Hong Kong and Singapore have a significant number of cardboard collectors who are mostly elderly people, struggling to make a small income by selling to recyclers. There are between 4,000 and 7,000 cardboard collectors in Hong Kong and in Singapore, 23% of people over 65 had incomes of less than $700 per month. Nonetheless, there is good news as several organizations are helping cardboard collectors in Asia improve their well-being.
Youth with a Mission (YWAM)
YWAM (pronounced “WHY-wham”) is a global Christian family of ministries founded in 1960 working in more than 180 countries. Hong Kong’s YWAM chapter has launched “Shine Hong Kong,” which focuses on providing cardboard collectors with Shine Hong Kong Kits of helpful items including masks, hand sanitizer, food coupons and muscle balm. In addition to providing the collectors with the kits, the organization’s focus is for volunteers to interact with the collectors and show dignity and respect to a group of people who often go unnoticed.
Unlike YWAM, a global NGO, Border Mission is a small-scale organization. Founded by George Goh Ching Wah and Lysa Sumali, Border Mission operates in Singapore and in the Himilayas. Similar to YWAM, Border Mission strives to bring “hope to the unreached and forgotten.”

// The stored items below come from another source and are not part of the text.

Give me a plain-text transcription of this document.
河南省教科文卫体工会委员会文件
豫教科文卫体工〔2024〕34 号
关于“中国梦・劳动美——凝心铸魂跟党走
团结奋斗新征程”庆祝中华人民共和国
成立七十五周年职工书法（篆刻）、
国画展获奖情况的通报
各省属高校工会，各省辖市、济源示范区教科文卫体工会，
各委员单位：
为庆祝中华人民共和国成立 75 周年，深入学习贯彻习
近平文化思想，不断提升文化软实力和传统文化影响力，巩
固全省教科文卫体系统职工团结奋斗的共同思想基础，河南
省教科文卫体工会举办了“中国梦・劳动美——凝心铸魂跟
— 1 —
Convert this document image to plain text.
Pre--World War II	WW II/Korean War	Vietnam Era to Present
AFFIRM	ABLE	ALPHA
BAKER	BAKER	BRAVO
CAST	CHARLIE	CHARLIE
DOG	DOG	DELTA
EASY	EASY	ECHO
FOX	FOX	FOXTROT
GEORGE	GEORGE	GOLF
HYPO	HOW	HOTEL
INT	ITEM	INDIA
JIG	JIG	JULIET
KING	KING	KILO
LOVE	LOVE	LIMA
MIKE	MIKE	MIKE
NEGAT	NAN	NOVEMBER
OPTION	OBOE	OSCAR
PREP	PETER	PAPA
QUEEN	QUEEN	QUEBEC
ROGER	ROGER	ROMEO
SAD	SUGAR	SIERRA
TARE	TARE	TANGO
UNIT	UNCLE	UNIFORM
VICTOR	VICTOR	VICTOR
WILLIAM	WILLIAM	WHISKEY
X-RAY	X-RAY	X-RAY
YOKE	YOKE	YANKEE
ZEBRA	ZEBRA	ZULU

Border Mission observed that the cardboard collectors in Singapore, whom they call “urban recyclers,” struggle from receiving low prices for what they sell to recyclers. It views them as self-employed, hard-working seniors who deserve outside support. That’s why it launched its island-wide “Urban Recycler Project” in 2020. The NGO not only provides urban recyclers with better trolleys but also educates them on selling different types of recyclable materials. The organization also advocates for higher prices for the recyclers’ collections. Its 1,000 youth volunteers delivered 100 four-wheel trolleys and one tricycle trolley in 2021.
V Cycle, a local Hong Kong social enterprise, works with businesses and schools to teach them how to better reduce and recycle waste, particularly plastic bottles. In addition to helping the environment, the organization also attempts to reduce elderly poverty by helping cardboard collectors. It focuses on conducting care visits and creating job opportunities for cardboard collectors.
Visiting elderly cardboard collectors is a step for volunteers to gain the elderly’s trust and build relationships with them. During each visit, volunteers ask the elderly about their physical and mental health, as well as the difficulties that they encounter. That way, V Cycle can tailor solutions to each person’s needs.
To create employment opportunities, V Cycle invites the elderly to work at the organization’s waste plants to organize and process plastic bottles. This allows the elderly to work in a safe and secure environment.
Happy People Helping People (HPHP)
Like its name, Happy People Helping People (HPHP), this Singaporean NGO helps needy elderly; happily and enthusiastically. HPHP is helping cardboard collectors by offering them food and friendship. In turn, this addresses the physical and emotional needs of the elderly. Founded by Mohammad Nafiz Kamarudin in 2013, the organization began with Happy Sundays; during the first Sunday of each month, volunteers made meals for the cardboard collectors. Then the organization realized that the cardboard collectors needed more so they worked with food stalls to provide one hot meal a day. HPHP now provides free hot meals to cardboard collectors using an app, Secondmeal.
Invented by a HPHP staff member, the app allows the needy elderly to collect the meals of their choice at food stalls participating in the project by scanning the meal cards provided to them each month. HPHP then pays for amounts shown on the app system at the end of each month. According to the founder of HPHP, Mohammad Nafiz Kamarudin, the elderly collect over $10,000 worth of meals every month. With Secondmeal, the elderly receive help in a dignified way.
Looking Forward: Helping Cardboard Collectors in Asia
It is common for impoverished elderly to become cardboard collectors in Hong Kong and Singapore. To address the issue, the four organizations helping cardboard collectors do so by making life easier for them in different ways. For instance, while YWAM distributes Shine Hong Kong care kits to the elderly, HPHP offers hot meals for them. Border Mission provides them with better trolleys and V Cycle volunteers conduct care visits. Nonetheless, each of these organizations shares the same belief and aim: cardboard collectors in Asia are a disadvantaged and neglected group that more able people can help.